3. The swim bladder acts as a buoyancy tool in the fish. The fish inflates the bladder with gas to rise, it can also let out air to sink. This allows the fish too choose it’s place in the water column.
4. The luminescent skin provides a light source in the dank darkness of the deep water.
Groups of Amphibians
There are three groups of amphibians which consist of salamanders, frogs and toads, and caecilians. Salamanders are part of the order Urodela. They have long bodies and tails. They usually have four legs and are carnivores. Most live in moist areas. Frogs and toads are in the order Anura and have the ability to jump. Frogs tend to have longer legs than toads. Adult frogs and toads do not have tails. Caecilians are part of the order Apoda. They are legless that live in water or in moist areas. They feed on small invertebrates. Many have fishlike scales.
Ecology of Amphibians
Amphibians have adaptations that are used to protect them from predators. Some have colors or markings that can be used to blend into their surroundings. Others have skin glands that ooze a toxin. Amphibians that release toxin are usually bright colored to warn their enemies off. Nontoxic amphibians are also sometimes bright colored to confuse predators. This way, predators assume they are toxic and leave them alone. The amount of amphibians has decreased over the past few decades.

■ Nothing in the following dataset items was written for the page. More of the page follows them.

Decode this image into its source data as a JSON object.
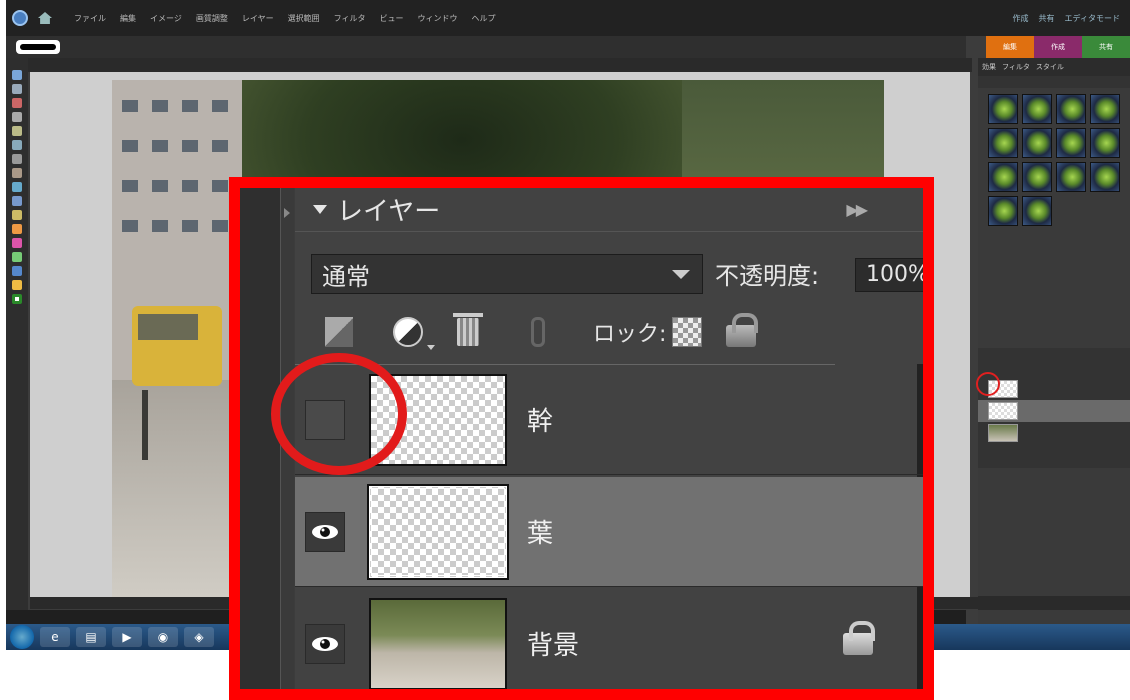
{
  "menubar": {
    "items": [
      "ファイル",
      "編集",
      "イメージ",
      "画質調整",
      "レイヤー",
      "選択範囲",
      "フィルタ",
      "ビュー",
      "ウィンドウ",
      "ヘルプ"
    ],
    "right": [
      "作成",
      "共有",
      "エディタモード"
    ]
  },
  "mode_tabs": [
    {
      "label": "編集",
      "color": "#e07010"
    },
    {
      "label": "作成",
      "color": "#8a2a6a"
    },
    {
      "label": "共有",
      "color": "#3a8a3a"
    }
  ],
  "callout": {
    "panel_title": "レイヤー",
    "blend_mode": "通常",
    "opacity_label": "不透明度:",
    "opacity_value": "100%",
    "lock_label": "ロック:",
    "layers": [
      {
        "name": "幹",
        "visible": false,
        "selected": false,
        "locked": false,
        "thumb": "transparent"
      },
      {
        "name": "葉",
        "visible": true,
        "selected": true,
        "locked": false,
        "thumb": "transparent"
      },
      {
        "name": "背景",
        "visible": true,
        "selected": false,
        "locked": true,
        "thumb": "photo"
      }
    ]
  },
  "right_panel": {
    "tabs": [
      "効果",
      "フィルタ",
      "スタイル"
    ]
  },
  "colors": {
    "callout_border": "#ff0000",
    "highlight_circle": "#e21b1b"
  }
}
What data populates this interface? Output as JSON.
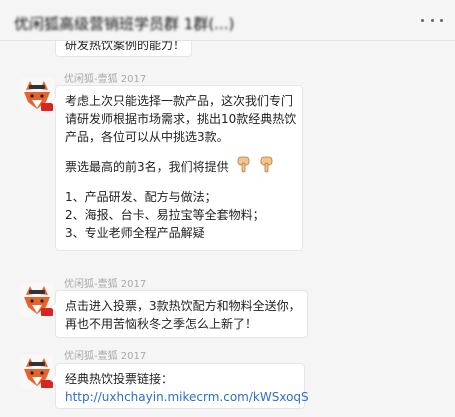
{
  "header": {
    "title": "优闲狐高级营销班学员群 1群(...)",
    "more_icon": "more-dots-icon"
  },
  "messages": [
    {
      "lines": [
        "研发热饮案例的能力！"
      ]
    },
    {
      "sender": "优闲狐-壹狐 2017",
      "avatar_icon": "fox-avatar-icon",
      "para1": [
        "考虑上次只能选择一款产品，这次我们专门",
        "请研发师根据市场需求，挑出10款经典热饮",
        "产品，各位可以从中挑选3款。"
      ],
      "vote_line": "票选最高的前3名，我们将提供",
      "hand_icon": "pointing-down-hand-icon",
      "list": [
        "1、产品研发、配方与做法；",
        "2、海报、台卡、易拉宝等全套物料；",
        "3、专业老师全程产品解疑"
      ]
    },
    {
      "sender": "优闲狐-壹狐 2017",
      "avatar_icon": "fox-avatar-icon",
      "lines": [
        "点击进入投票，3款热饮配方和物料全送你，",
        "再也不用苦恼秋冬之季怎么上新了！"
      ]
    },
    {
      "sender": "优闲狐-壹狐 2017",
      "avatar_icon": "fox-avatar-icon",
      "label": "经典热饮投票链接：",
      "link": "http://uxhchayin.mikecrm.com/kWSxoqS"
    }
  ],
  "colors": {
    "background": "#f5f5f5",
    "bubble": "#ffffff",
    "link": "#2a6fc9",
    "avatar_orange": "#e8632b"
  }
}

Scientists do not know why this is happening, but they guess it has to do with environmental factors. These factors include a decreasing habitat, depletion of the ozone layer, acid rain, water pollution, fungal infections, aquatic predators, and an increasing human population.
Reflection
This project taught us about the evolution and adaptation of animals over many years. Our group did a a great job taking notes and recording our findings throughout the entire project. We could have done a better job paying attention to lectures, and a few members of our group had a hard time with dissections due to the smell and sight of the animals. Overall this project was a fun and interesting learning experience.